Com base em análises do engenheiro agrônomo Leonardo Melgarejo, vice-presidente da regional sul da Associação Brasileira de Agroecologia (ABA), Larissa explica que o ciclo e sazonalidade andam em conjunto com o clima e os demais elementos da natureza. 

Exemplo disso são muitos mamíferos que têm um período de gestação no inverno, dão à luz na primavera para que o crescimento dos filhotes aconteça no verão. Com a ocorrência de eventos extremos, no entanto, e o aquecimento da terra, provocados pelas mudanças climáticas, esse ciclo de reprodução natural é rompido, postergando esse período, inclusive dos gafanhotos. “E o que a gente tem associado a isso é que esses animais se reproduzem mais e a população deles aumenta muito”, explica a autora do Atlas Geografia do Uso de Agrotóxicos no Brasil e Conexões com a União Europeia

Chuva de agrotóxicos

Ao mesmo em que se altera o ciclo de reprodução desses insetos, há também uma quebra na cadeia alimentar, pelo avanço do desmatamento e pela ampliação da chamada fronteira agrícola. “Há uma percepção de que os predadores diminuíram ou mesmo foram em algumas áreas eliminados, que é o que tem acontecido. Os predadores naturais do gafanhoto são pássaros e roedores. Com o uso intensivo de agrotóxicos, esses animais também diminuíram”, destaca. “Essa nuvem está sem dúvida associada a um desequilíbrio ecológico.”

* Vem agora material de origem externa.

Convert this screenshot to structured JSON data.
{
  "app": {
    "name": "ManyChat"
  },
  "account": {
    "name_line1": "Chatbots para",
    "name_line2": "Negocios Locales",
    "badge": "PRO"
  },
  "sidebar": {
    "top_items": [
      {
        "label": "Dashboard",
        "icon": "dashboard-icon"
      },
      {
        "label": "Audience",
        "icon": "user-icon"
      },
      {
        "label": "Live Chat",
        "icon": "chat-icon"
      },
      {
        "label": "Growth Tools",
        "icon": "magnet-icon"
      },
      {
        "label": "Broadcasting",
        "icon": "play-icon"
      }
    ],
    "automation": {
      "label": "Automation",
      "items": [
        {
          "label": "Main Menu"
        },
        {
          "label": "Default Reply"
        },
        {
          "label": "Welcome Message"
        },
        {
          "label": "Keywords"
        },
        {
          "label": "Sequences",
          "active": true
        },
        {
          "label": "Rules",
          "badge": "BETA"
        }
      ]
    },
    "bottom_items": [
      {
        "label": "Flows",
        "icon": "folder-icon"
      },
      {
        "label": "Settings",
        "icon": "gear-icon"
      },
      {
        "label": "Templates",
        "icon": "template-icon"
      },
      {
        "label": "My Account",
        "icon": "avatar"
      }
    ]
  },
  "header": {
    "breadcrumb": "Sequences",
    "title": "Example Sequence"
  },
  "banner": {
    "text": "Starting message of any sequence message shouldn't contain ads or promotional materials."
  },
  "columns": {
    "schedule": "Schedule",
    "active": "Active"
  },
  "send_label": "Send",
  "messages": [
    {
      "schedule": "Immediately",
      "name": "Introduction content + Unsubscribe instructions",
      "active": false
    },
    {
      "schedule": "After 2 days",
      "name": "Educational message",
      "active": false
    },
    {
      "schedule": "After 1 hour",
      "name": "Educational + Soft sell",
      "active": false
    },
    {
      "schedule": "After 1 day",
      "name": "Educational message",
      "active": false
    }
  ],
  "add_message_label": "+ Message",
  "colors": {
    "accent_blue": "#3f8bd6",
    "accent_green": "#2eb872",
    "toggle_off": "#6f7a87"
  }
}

Até a semana passada eram 400 milhões de insetos da espécie Schistocerca Cancellata, que podiam percorrer até 150 quilômetros por dia. De acordo com informações da Agência Pública, a nuvem vem diminuindo após a pulverização de agrotóxicos na Argentina. Mas até o final de semana, apenas cerca de 15% teria sido eliminada. 

Os gafanhotos estão hoje a pouco mais de 100 quilômetros do Brasil e do Uruguai. O Ministério da Agricultura decretou emergência fitossanitária para o caso da nuvem cruzar as fronteiras do Rio Grande do Sul e de Santa Catarina. A medida permite a importação de agrotóxicos e flexibiliza o uso de produtos autorizados para novas culturas. 

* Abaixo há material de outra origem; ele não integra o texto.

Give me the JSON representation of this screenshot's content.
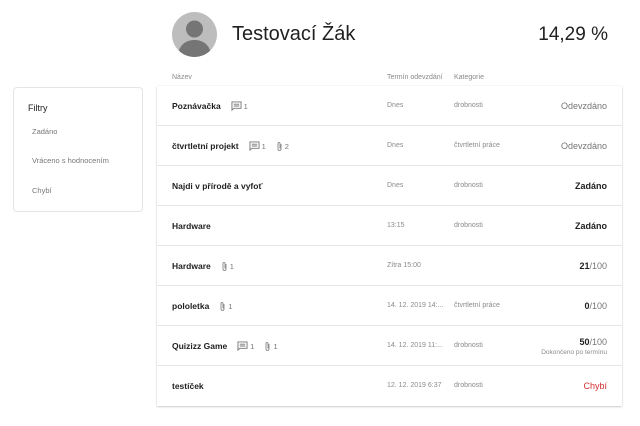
{
  "student": {
    "name": "Testovací Žák",
    "grade_percent": "14,29 %"
  },
  "filters": {
    "title": "Filtry",
    "items": [
      {
        "label": "Zadáno"
      },
      {
        "label": "Vráceno s hodnocením"
      },
      {
        "label": "Chybí"
      }
    ]
  },
  "table": {
    "headers": {
      "name": "Název",
      "due": "Termín odevzdání",
      "category": "Kategorie"
    },
    "rows": [
      {
        "name": "Poznávačka",
        "comments": "1",
        "attachments": "",
        "due": "Dnes",
        "category": "drobnosti",
        "status": "Odevzdáno",
        "status_type": "muted"
      },
      {
        "name": "čtvrtletní projekt",
        "comments": "1",
        "attachments": "2",
        "due": "Dnes",
        "category": "čtvrtletní práce",
        "status": "Odevzdáno",
        "status_type": "muted"
      },
      {
        "name": "Najdi v přírodě a vyfoť",
        "comments": "",
        "attachments": "",
        "due": "Dnes",
        "category": "drobnosti",
        "status": "Zadáno",
        "status_type": "strong"
      },
      {
        "name": "Hardware",
        "comments": "",
        "attachments": "",
        "due": "13:15",
        "category": "drobnosti",
        "status": "Zadáno",
        "status_type": "strong"
      },
      {
        "name": "Hardware",
        "comments": "",
        "attachments": "1",
        "due": "Zítra 15:00",
        "category": "",
        "score": "21",
        "score_max": "/100",
        "status_type": "score"
      },
      {
        "name": "pololetka",
        "comments": "",
        "attachments": "1",
        "due": "14. 12. 2019 14:...",
        "category": "čtvrtletní práce",
        "score": "0",
        "score_max": "/100",
        "status_type": "score"
      },
      {
        "name": "Quizizz Game",
        "comments": "1",
        "attachments": "1",
        "due": "14. 12. 2019 11:...",
        "category": "drobnosti",
        "score": "50",
        "score_max": "/100",
        "status_sub": "Dokončeno po termínu",
        "status_type": "score"
      },
      {
        "name": "testíček",
        "comments": "",
        "attachments": "",
        "due": "12. 12. 2019 6:37",
        "category": "drobnosti",
        "status": "Chybí",
        "status_type": "red"
      }
    ]
  },
  "icons": {
    "comment": "comment-icon",
    "attachment": "paperclip-icon",
    "avatar": "person-avatar-icon"
  },
  "colors": {
    "missing": "#d32f2f",
    "avatar_bg": "#bdbdbd",
    "avatar_fg": "#757575"
  }
}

Combater um desequilíbrio com outro

Algo “temerário”, de acordo com a especialista. “A gente já tem uma nuvem de gafanhotos que é resultado de desequilíbrio ecológico causado por esse modelo hegemônico de agricultura, digamos assim, baseado no uso intensivo de agroquímicos. E a gente vai ‘combater’ um desequilíbrio ecológico provocando um outro”, critica. 

O governo ainda não divulgou quais agrotóxicos serão utilizados, de acordo a Pública. Mas na Portaria de nº 208, aprova a utilização de produtos do grupo de fungos entomopatogênicos, e outros seis inseticidas. Um deles, o acefato, é proibido na União Europeia. Larissa ainda adverte para o risco desses agrotóxicos causarem problemas neurológicos e de disrupção endócrina.

“Se essa nuvem chegar e for combatida com inseticidas, é possível que tenhamos outros problemas ecológicos que não conseguimos mensurar ainda”, aponta. “E a maneira com que a gente está escolhendo lidar vai provocar outros impactos, não só do ponto de vista do meio ambiente, da fauna e da flora, mas eventualmente também para a população humana que vive, trabalha ou mesmo habita próximo desses lugares”, reflete a pesquisadora da USP.